Kirchhoff’s diffraction theory, which is often criticized because of an apparent internal inconsistency, is shown to be a rigorous solution to a certain boundary-value problem that has a clear physical meaning. This new interpretation of Kirchhoff’s theory is a direct consequence of the Rubinowicz theory of the boundary diffraction wave.
We argue that these true boundary conditions of Kirchhoff’s theory are physically reasonable for diffraction at an aperture in a black screen whose linear dimensions are large compared with the wavelength.

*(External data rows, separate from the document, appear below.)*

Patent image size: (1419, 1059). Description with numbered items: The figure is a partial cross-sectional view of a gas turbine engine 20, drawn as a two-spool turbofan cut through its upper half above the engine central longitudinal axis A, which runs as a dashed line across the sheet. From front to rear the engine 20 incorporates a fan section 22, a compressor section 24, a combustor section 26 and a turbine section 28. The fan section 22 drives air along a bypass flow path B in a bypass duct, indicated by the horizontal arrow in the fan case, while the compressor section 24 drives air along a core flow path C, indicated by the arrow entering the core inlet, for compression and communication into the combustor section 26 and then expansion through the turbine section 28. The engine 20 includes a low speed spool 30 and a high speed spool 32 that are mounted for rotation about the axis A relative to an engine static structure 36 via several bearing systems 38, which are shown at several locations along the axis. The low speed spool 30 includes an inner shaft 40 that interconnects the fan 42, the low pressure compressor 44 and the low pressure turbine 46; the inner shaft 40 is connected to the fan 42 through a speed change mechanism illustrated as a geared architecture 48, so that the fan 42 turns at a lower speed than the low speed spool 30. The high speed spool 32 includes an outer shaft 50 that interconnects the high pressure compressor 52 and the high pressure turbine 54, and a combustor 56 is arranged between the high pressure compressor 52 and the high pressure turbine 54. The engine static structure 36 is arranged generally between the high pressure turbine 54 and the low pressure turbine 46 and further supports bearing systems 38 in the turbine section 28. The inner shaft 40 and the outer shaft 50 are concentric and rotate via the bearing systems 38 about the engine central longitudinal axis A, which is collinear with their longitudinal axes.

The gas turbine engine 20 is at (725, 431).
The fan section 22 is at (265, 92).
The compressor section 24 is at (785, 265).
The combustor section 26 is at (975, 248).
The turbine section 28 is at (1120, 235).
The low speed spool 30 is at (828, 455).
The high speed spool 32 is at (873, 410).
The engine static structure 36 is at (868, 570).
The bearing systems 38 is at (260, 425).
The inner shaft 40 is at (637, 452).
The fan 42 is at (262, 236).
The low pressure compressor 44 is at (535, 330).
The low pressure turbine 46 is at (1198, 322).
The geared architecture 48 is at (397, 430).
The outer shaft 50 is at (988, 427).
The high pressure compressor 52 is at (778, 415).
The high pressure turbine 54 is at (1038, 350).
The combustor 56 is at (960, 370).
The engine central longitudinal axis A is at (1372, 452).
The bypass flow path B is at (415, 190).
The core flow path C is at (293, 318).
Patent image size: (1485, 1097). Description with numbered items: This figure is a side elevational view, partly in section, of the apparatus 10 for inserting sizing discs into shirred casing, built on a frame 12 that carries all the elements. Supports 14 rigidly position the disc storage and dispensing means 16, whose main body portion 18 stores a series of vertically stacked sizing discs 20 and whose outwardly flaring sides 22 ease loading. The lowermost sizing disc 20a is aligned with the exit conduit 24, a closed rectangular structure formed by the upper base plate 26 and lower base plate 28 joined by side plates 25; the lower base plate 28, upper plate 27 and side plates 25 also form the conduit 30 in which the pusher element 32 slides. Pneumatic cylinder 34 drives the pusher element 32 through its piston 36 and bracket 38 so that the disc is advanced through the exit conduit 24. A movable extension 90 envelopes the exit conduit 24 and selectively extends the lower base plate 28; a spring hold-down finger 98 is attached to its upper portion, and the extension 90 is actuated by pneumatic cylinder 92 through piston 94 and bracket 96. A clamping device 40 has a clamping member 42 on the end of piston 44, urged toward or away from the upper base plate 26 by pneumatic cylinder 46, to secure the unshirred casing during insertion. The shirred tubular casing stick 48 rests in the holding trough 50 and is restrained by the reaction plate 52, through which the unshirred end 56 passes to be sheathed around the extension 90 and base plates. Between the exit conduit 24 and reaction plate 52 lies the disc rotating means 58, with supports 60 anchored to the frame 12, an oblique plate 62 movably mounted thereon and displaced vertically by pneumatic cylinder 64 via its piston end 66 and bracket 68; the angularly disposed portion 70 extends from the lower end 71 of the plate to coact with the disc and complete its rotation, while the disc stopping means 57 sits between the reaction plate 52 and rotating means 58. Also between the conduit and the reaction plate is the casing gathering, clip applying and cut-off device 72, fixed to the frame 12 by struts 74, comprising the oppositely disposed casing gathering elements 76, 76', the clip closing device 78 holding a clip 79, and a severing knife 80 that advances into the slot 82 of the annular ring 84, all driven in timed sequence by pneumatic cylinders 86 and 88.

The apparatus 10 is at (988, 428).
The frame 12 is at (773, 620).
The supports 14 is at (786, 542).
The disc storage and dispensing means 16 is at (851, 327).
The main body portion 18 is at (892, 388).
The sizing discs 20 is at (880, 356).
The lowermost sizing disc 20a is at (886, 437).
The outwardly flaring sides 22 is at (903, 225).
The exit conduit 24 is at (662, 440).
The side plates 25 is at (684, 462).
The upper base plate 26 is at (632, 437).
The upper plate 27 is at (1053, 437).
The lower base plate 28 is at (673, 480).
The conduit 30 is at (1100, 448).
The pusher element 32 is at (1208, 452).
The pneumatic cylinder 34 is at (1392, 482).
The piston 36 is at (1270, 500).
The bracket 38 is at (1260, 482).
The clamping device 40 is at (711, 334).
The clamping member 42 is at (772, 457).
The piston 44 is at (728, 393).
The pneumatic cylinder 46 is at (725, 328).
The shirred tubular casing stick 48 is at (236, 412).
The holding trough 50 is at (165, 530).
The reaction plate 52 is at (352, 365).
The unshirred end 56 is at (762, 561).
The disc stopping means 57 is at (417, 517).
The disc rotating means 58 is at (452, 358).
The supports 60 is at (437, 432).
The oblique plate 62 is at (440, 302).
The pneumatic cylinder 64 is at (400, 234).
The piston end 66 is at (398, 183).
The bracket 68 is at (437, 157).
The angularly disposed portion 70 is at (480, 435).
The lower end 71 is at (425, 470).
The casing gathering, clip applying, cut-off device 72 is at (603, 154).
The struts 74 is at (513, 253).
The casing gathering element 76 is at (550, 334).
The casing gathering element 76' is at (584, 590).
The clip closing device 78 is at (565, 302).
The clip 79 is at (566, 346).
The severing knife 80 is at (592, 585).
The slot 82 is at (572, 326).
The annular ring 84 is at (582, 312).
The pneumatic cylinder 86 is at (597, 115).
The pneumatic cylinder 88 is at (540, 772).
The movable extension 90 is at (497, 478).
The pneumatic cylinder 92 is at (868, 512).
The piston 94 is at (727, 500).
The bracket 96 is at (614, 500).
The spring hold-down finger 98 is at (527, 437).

The boundary values which Kirchhoff’s solution takes in the plane of the aperture and in the near zone on the axis for the case of a normally incident plane wave diffracted at a circular aperture are compared with previously published results of experiments with microwaves, and reasonable agreement is found. (Strict agreement cannot be expected since the screens used in the microwave experiments were not black.) Moreover, Kirchhoff’s solution is found to be in closer agreement with the experimental results than the “manifestly consistent” Rayleigh–Sommerfeld theory.
We also suggest an extension of the Kirchhoff theory, which might provide a physically reasonable approximation to the solution of the problems of diffraction at an aperture in a black screen whose linear dimensions are of the order of magnitude of or smaller than the wavelength of the light.